Using, amongst other sources, various posts here on Stackoverflow, I'm trying to implement my own PHP classier to classify tweets into a positive, neutral and negative class. Before coding, I need to get the process straigt. My train-of-thought and an example are as follows:
p(class) * p(words|class)
Bayes theorem: p(class|words) = ------------------------- with
p(words)
assumption that p(words) is the same for every class leads to calculating
arg max p(class) * p(words|class) with
p(words|class) = p(word1|class) * p(word2|topic) * ... and
p(class) = #words in class / #words in total and
p(word, class) 1
p(word|class) = -------------- = p(word, class) * -------- =
p(class) p(class)
#times word occurs in class #words in total #times word occurs in class
--------------------------- * --------------- = ---------------------------
#words in total #words in class #words in class
Example:
------+----------------+-----------------+
class | words | #words in class |
------+----------------+-----------------+
pos | happy win nice | 3 |
neu | neutral middle | 2 |
neg | sad loose bad | 3 |
------+----------------+-----------------+
p(pos) = 3/8
p(neu) = 2/8
p(meg) = 3/8
Calculate: argmax(sad loose)
p(sad loose|pos) = p(sad|pos) * p(loose|pos) = (0+1)/3 * (0+1)/3 = 1/9
p(sad loose|neu) = p(sad|neu) * p(loose|neu) = (0+1)/3 * (0+1)/3 = 1/9
p(sad loose|neg) = p(sad|neg) * p(loose|neg) = 1/3 * 1/3 = 1/9
p(pos) * p(sad loose|pos) = 3/8 * 1/9 = 0.0416666667
p(neu) * p(sad loose|neu) = 2/8 * 1/9 = 0.0277777778
p(neg) * p(sad loose|neg) = 3/8 * 1/9 = 0.0416666667 <-- should be 100% neg!
As you can see, I have "trained" the classifier with a positive ("happy win nice"), a neutral ("neutral middle") and a negative ("sad loose bad") tweet.

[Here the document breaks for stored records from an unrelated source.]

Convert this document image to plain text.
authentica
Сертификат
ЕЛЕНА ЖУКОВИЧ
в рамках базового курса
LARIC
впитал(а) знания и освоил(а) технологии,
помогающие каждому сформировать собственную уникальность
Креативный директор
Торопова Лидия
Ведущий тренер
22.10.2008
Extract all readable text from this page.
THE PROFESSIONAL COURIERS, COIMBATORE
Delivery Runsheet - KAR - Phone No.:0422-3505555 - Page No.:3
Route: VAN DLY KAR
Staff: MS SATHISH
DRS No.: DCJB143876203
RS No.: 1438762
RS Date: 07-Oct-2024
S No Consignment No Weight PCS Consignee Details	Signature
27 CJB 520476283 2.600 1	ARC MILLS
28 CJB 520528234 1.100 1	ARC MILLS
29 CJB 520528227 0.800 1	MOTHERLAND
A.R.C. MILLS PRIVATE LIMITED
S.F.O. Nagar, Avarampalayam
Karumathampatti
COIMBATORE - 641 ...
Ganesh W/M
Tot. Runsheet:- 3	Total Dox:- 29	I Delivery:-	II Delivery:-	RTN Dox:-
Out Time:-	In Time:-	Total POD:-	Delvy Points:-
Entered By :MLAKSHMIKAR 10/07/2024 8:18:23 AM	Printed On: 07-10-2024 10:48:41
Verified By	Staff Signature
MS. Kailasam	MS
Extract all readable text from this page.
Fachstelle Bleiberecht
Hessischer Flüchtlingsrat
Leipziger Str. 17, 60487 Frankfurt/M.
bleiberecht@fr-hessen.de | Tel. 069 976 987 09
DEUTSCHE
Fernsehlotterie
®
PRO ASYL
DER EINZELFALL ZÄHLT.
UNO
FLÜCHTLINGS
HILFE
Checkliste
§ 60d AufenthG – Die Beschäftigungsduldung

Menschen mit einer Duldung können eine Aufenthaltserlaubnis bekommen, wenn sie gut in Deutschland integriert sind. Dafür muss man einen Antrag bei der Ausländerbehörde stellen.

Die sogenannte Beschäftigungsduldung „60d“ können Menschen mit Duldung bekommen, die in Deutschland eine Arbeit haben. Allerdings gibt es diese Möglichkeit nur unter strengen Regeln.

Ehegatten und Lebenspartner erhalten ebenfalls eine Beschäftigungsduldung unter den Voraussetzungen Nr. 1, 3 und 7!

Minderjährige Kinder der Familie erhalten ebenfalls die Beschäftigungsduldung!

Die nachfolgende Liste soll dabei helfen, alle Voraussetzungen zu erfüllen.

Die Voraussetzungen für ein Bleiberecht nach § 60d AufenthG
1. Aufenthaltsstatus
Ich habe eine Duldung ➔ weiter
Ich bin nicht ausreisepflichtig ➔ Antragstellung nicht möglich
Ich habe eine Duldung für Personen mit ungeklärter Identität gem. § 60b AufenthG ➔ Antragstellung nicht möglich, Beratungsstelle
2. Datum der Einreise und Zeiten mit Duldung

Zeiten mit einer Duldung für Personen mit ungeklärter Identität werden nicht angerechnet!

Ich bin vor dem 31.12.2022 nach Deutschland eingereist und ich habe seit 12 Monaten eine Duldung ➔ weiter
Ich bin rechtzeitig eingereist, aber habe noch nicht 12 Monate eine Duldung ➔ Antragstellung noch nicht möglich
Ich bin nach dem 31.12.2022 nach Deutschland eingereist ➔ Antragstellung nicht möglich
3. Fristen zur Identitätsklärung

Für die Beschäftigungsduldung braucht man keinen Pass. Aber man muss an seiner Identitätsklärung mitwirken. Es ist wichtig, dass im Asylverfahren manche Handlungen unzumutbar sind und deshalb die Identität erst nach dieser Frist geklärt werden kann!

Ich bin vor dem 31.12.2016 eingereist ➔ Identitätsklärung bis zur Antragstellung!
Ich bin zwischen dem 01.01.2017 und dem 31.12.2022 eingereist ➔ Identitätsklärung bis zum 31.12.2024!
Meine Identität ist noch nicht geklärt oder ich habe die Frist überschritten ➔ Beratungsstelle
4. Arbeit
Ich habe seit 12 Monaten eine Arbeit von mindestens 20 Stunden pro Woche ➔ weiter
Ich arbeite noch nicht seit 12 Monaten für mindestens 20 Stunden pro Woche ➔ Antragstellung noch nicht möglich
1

In order to prevent problems of having probabilities of zero because of one word missing in all classes, I'm using LaPlace (or ädd one") smoothing, see "(0+1)".
I basically have two questions:
- Is this a correct blueprint for implementation? Is there room for improvement?
- When classifying a tweet ("sad loose"), it is expected to be 100% in class "neg" because it only contains negative words. The LaPlace smoothing is however making things more complicated: class pos and neg have an equal probability. Is there a workaround for this?